De plus, contrairement à Llama qui dépend de Meta, Alibaba, même en ouvrant des modèles SOTA coûteux à développer, peut réaliser une boucle commerciale via Alibaba Cloud. En tant que plus grand fournisseur de cloud en Asie-Pacifique, c’est là que réside sa confiance dans l’open source. De nombreux entrepreneurs et développeurs de la communauté Geek Park m’ont confié que, bien que les modèles open source semblent ne pas rapporter directement d’argent et visent surtout la marque technologique, les modèles open source Qwen ont en réalité généré une croissance concrète des revenus pour Alibaba Cloud, représentant probablement les meilleures ventes d’Alibaba Cloud ces derniers mois. Une fois qu’on choisit les modèles open source Qwen, il est très naturel de souscrire à Alibaba Cloud, car l’exécution de Tongyi et de ses modèles dérivés est optimisée sur cette infrastructure.
La phrase « Alibaba Cloud est le seul fournisseur mondial de cloud computing à développer activement des grands modèles fondamentaux et à contribuer pleinement et intégralement à l’open source » reflète bien leur ambition.
Car MaaS (Model as a Service) est devenu une composante essentielle du modèle économique d’Alibaba Cloud. D’après les sept derniers trimestres de croissance, les clients utilisant l’API Tongyi entraînent une utilisation massive d’autres produits cloud, illustrant clairement un effet de vente croisée. Pour Alibaba, quelle que soit l’évolution future des capacités des modèles et des applications IA, l’IA et les infrastructures de cloud computing disposent d’un modèle économique très clair : le réseau de cloud computing.
Le fait que Qwen continue d’ouvrir les modèles SOTA bénéficie non seulement aux développeurs et aux clients, mais aussi à l’ensemble de l’écosystème, en amont comme en aval. C’est pourquoi, le jour même de la sortie de Qwen3, de nombreuses entreprises d’appareils et de puces ont annoncé leur soutien au modèle Qwen3, notamment NVIDIA, MediaTek et AMD. Dans une certaine mesure, les plus grands alliés de l’open source sont NVIDIA et les fabricants de serveurs : avec les meilleurs modèles open source, ils peuvent vendre des machines intégrées et davantage de GPU.
Il est clair que seule la prospérité de tous les acteurs de l’écosystème permettra à Qwen de boucler sa propre valeur au sein du cycle commercial plus large d’Alibaba. Dans cette logique, Qwen doit inévitablement « avancer sans besoin d’être fouetté » et prendre en charge le drapeau de l’open source SOTA : c’est une chaîne logique rassurante.

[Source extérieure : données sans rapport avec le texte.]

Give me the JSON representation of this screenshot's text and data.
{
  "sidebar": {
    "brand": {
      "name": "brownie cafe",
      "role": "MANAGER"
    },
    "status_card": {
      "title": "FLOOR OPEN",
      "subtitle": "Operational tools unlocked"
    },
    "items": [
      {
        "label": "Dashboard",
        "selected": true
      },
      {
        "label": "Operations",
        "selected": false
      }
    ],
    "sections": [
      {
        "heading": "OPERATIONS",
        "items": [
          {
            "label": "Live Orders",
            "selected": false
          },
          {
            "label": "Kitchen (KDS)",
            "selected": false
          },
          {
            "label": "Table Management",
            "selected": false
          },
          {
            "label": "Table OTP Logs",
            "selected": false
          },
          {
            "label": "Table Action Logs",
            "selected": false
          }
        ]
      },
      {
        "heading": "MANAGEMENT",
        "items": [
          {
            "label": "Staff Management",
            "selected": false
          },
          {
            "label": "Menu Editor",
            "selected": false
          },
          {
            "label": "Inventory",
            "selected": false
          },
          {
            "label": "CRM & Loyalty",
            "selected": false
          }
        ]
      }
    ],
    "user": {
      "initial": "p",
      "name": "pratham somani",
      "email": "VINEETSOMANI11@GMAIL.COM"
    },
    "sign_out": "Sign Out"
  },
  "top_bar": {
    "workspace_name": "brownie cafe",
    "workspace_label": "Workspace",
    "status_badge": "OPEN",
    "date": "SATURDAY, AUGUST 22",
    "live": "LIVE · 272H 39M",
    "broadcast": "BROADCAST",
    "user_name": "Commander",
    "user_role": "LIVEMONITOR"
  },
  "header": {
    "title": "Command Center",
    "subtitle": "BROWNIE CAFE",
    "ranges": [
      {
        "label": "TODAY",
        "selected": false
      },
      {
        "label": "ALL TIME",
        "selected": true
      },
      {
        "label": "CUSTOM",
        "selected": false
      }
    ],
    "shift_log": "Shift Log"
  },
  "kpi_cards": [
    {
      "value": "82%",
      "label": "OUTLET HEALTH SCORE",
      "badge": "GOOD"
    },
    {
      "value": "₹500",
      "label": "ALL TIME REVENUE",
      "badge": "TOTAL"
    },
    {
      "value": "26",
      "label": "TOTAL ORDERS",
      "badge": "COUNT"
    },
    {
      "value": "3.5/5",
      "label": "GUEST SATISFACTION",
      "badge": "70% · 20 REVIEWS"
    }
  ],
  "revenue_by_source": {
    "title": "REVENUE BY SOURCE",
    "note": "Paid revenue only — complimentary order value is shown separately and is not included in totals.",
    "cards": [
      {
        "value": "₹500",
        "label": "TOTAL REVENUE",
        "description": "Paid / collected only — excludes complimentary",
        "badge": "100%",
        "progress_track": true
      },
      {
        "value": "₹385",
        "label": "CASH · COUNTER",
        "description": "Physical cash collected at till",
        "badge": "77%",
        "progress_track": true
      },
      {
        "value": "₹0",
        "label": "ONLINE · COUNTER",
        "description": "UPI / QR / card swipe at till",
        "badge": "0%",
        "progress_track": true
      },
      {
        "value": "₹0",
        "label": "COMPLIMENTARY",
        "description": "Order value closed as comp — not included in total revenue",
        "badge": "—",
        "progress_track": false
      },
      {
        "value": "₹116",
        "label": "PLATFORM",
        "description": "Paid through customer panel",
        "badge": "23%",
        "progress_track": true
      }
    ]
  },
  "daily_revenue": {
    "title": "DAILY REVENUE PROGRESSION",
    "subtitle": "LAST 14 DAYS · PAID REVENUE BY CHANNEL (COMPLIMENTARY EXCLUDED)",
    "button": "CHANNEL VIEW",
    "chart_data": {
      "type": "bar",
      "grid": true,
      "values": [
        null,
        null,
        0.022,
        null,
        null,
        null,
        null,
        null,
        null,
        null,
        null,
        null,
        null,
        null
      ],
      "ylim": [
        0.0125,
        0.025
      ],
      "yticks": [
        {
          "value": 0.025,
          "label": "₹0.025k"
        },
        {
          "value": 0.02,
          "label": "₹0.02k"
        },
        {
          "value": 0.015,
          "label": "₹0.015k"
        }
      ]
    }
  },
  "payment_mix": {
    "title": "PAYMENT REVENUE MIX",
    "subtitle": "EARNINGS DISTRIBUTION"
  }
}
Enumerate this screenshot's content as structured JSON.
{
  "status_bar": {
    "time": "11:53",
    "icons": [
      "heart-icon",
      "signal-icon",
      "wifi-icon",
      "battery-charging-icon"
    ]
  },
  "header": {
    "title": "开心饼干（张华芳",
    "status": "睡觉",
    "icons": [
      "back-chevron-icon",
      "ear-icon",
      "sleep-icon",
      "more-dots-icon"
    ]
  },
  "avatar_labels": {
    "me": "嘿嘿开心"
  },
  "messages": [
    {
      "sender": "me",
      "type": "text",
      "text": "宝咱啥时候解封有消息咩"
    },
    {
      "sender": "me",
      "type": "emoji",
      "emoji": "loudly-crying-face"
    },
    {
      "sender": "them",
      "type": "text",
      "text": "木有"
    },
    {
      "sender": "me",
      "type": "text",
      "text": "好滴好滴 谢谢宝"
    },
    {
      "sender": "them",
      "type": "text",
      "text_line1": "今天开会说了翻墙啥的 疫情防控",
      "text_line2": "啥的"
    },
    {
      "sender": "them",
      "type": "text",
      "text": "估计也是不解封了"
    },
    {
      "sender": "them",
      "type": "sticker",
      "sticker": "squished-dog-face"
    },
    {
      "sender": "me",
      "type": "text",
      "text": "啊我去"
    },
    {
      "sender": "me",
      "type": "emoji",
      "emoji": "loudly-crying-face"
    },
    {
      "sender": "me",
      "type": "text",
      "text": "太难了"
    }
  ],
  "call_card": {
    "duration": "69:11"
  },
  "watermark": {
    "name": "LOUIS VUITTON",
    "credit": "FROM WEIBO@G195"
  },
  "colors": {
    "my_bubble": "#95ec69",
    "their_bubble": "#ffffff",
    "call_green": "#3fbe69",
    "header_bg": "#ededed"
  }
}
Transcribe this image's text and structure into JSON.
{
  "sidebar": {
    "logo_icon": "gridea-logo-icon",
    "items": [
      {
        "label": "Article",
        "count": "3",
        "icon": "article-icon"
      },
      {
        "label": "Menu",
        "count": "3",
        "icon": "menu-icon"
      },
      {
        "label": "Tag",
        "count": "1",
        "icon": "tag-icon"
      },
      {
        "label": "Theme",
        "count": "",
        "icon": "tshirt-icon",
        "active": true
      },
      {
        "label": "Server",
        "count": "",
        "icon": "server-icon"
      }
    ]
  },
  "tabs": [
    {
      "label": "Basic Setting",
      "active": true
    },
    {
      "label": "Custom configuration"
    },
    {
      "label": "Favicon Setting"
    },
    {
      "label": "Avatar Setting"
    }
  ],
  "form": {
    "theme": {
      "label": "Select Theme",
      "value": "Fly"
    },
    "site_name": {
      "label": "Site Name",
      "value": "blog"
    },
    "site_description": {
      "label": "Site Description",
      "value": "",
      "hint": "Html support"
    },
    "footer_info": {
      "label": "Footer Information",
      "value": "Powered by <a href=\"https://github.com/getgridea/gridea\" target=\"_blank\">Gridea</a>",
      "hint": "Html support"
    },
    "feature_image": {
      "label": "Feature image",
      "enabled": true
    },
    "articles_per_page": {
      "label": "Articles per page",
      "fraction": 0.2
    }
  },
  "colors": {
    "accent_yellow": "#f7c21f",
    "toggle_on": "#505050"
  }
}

Enfin, on dispose désormais d’un modèle open source dans lequel les développeurs peuvent « sauter sans réfléchir », sans risque, sans pression à « profiter gratuitement », transformant ainsi les modèles open source en une base technique stable et prévisible pour le monde commercial. C’est très important, et une excellente nouvelle pour l’accélération de la concrétisation de la valeur des applications IA.